The researchers conclude that higher rates of substance use during the subsequent pregnancies would place the newborn children of these women at higher risk of congenital defects, low birth weight, and death. This is the seventeenth study linking abortion to elevated rates of substance abuse, but the first study based on a nationally representative sample to show higher rates of drug and alcohol use during subsequent pregnancies.
Many post-abortive women use drugs and alcohol to cope with unresolved emotional issues such as grief, guilt and loss. Since such issues may become more intense during a subsequent wanted pregnancy, women may have more difficulty abstaining from drugs and alcohol even though they know it puts their pregnancies at risk. Fetal alcohol syndrome is a major public health concern.
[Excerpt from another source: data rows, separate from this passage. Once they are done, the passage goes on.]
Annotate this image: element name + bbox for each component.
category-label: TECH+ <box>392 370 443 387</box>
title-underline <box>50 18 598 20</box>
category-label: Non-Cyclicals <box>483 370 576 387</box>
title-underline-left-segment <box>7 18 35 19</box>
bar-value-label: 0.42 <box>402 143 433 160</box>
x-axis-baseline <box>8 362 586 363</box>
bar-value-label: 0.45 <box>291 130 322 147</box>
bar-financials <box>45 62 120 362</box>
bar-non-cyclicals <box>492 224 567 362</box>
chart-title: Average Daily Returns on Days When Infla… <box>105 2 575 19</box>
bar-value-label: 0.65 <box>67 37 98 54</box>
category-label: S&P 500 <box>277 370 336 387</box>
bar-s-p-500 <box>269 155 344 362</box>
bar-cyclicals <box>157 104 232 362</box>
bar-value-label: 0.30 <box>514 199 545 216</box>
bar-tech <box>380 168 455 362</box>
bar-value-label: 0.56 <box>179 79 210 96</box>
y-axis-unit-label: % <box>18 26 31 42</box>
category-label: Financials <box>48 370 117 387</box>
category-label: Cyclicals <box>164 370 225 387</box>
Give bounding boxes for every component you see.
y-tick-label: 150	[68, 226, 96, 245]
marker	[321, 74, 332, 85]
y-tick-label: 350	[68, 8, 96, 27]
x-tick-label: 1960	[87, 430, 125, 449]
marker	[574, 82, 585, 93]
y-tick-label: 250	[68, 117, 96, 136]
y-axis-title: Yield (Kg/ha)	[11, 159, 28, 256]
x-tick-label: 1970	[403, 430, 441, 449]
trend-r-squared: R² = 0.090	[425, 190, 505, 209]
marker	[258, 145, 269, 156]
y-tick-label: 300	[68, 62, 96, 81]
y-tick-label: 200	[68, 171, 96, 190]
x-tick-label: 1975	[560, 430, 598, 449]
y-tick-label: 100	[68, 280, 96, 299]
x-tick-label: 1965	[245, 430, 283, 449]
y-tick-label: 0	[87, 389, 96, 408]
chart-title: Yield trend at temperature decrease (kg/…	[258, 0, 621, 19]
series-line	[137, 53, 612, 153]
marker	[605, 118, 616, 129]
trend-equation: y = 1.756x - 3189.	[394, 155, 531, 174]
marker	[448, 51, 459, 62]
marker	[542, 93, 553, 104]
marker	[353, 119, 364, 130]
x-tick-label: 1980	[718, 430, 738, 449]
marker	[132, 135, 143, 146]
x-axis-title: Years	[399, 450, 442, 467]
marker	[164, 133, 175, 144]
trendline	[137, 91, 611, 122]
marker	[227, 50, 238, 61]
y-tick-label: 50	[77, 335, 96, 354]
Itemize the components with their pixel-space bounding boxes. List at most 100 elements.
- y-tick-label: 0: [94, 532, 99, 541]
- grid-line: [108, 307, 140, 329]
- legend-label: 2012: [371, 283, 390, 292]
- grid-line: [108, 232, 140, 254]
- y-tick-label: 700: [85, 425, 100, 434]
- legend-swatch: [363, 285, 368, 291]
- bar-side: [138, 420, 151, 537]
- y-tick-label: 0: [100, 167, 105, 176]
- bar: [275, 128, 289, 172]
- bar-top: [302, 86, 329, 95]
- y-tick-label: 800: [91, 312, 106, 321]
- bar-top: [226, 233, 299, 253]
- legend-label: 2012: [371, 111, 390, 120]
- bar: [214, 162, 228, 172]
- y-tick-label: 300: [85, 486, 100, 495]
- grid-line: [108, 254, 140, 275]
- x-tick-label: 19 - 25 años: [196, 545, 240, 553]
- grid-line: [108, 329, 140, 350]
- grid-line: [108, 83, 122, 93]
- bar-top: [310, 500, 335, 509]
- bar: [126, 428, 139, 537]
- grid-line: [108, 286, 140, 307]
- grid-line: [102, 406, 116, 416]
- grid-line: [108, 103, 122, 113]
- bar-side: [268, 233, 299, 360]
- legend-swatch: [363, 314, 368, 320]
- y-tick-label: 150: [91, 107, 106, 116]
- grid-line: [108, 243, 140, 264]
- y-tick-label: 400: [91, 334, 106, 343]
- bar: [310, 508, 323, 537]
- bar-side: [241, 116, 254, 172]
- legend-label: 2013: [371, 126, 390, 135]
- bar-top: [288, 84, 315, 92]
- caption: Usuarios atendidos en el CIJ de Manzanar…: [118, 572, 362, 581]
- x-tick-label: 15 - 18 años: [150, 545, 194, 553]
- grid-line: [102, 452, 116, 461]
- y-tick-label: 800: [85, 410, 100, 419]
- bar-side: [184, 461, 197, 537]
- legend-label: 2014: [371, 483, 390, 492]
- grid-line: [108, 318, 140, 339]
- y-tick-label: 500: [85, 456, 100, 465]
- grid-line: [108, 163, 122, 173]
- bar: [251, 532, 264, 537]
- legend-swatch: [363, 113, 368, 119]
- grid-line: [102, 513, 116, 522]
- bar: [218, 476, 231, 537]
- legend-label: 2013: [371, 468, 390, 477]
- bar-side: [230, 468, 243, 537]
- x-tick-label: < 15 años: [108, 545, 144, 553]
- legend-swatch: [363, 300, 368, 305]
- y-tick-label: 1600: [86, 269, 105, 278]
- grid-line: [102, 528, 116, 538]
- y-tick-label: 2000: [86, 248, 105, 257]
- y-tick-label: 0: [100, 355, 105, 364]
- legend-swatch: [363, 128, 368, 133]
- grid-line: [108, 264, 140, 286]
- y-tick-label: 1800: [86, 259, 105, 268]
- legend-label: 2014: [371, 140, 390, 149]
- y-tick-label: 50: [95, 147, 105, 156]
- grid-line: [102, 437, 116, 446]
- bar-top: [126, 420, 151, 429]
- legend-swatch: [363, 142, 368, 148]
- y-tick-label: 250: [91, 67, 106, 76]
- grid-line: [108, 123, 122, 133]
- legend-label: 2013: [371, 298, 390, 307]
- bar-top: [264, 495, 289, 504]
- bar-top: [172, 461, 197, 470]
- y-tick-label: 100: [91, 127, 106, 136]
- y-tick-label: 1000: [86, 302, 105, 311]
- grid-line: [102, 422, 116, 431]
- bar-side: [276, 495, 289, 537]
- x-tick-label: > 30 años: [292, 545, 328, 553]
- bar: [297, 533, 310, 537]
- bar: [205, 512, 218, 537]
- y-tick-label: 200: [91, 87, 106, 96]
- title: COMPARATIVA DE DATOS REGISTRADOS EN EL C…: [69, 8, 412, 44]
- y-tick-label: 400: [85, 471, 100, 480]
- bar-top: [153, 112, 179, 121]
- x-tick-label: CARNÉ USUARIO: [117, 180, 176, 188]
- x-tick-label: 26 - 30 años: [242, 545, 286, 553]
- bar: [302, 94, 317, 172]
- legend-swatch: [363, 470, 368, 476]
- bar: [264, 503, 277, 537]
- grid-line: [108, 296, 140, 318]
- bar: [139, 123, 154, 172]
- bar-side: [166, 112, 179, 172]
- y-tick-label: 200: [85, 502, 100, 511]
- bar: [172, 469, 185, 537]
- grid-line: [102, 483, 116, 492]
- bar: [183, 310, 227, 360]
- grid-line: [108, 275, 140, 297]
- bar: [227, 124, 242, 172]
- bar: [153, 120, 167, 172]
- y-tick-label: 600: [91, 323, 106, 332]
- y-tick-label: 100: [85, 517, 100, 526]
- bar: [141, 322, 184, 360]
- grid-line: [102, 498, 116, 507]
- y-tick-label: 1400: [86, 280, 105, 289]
The researchers recommend that obstetricians screen pregnant women for a prior history of abortion and substance abuse in order to make better recommendations for counseling.
“Counseling that addresses only the surface problems of the woman’s substance abuse may fail to give her the help she needs to truly overcome this problem,” said Elliot Institute director David Reardon, one of the study’s authors.
This is the fifth study documenting emotional problems linked to abortion to be published this year. The Elliot Institute has participated in all five. The other studies have linked abortion to higher rates of long term depression, increased need for mental health treatments, higher death rates (including death from suicide), and poor bonding with and parenting of later children. The American Journal of Obstetrics and Gynecology is one of the most respected and influential medical journals in the US.
PK Coleman, DC Reardon, VM Rue and JR Cougle, “History of induced abortion in relation to substance use during pregnancies carried to term,” American Journal of Obstetrics & Gynecology 187(5), Dec. 2002.